Monday, 24 October 2005
Alvarado F and Atria (Hotel Albuquerque at Old Town)
Sylvie Lorsolo, Texas Tech Univ., Lubbock, TX; and D. J. L. Schroeder
Handout
(1.5 MB)
Understanding the boundary layer of hurricanes at landfall has been one of the main interests of the Texas Tech University Hurricane Intercept team. For several years, the TTU team has deployed instrumented towers along the path of landfalling hurricanes in order to document their surface windfield structure. In addition, the mobile SMART-Radars were later used to complement the tower data and to allow for a more comprehensive depiction of the hurricane boundary layer (HBL) flow at landfall.

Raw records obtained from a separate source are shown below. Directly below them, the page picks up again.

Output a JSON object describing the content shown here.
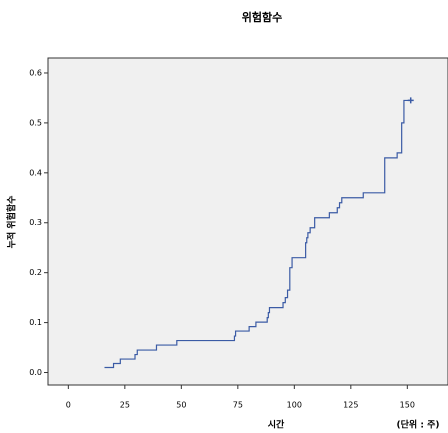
{
  "chart_data": {
    "type": "step",
    "title": "위험함수",
    "x_label": "시간",
    "y_label": "누적 위험함수",
    "annotation": "(단위 : 주)",
    "x": [
      16,
      20,
      23,
      29.5,
      30.5,
      39,
      48,
      73.5,
      74,
      80,
      83,
      88,
      88.5,
      89,
      95,
      96,
      97,
      98,
      99,
      105,
      105.5,
      106,
      107,
      109,
      115.5,
      119,
      120,
      121,
      130.5,
      140,
      145.5,
      147.5,
      148.5,
      151.5
    ],
    "values": [
      0.01,
      0.018,
      0.027,
      0.036,
      0.045,
      0.055,
      0.064,
      0.073,
      0.083,
      0.092,
      0.101,
      0.11,
      0.12,
      0.13,
      0.14,
      0.15,
      0.165,
      0.21,
      0.23,
      0.26,
      0.27,
      0.28,
      0.29,
      0.31,
      0.32,
      0.33,
      0.34,
      0.35,
      0.36,
      0.43,
      0.44,
      0.5,
      0.545,
      0.545
    ],
    "color": "#3b5ba5",
    "censored_last": true,
    "xlim": [
      -9,
      168
    ],
    "xticks": [
      0,
      25,
      50,
      75,
      100,
      125,
      150
    ],
    "ylim": [
      -0.025,
      0.63
    ],
    "yticks": [
      {
        "value": 0,
        "label": "0.0"
      },
      0.1,
      0.2,
      0.3,
      0.4,
      0.5,
      0.6
    ]
  }
}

The SMART-Radars, with a gate spacing up to 66.7 m, were an appropriate instrument to acquire high spatial resolution data of hurricane boundary layers.
SMART-Radar data have been collected during several recent hurricane seasons. One of the goals of the deployments was to acquire high-resolution data that would permit identification and analysis of small-scale features embedded in the HBL which are thought to be responsible for perturbations in the surface windfield. The radars were predominantly used in PPI mode. However, during the landfalls of Hurricane Isabel (2003) and Hurricane Frances (2004), RHI scanning strategies were added, so that the vertical extent of the boundary layer could be investigated. VAD processing was first performed on the PPI data. Then the results were incorporated into the RHI analysis. Small-scale linear features already identified in the PPI data were also identified in the RHI data after processing.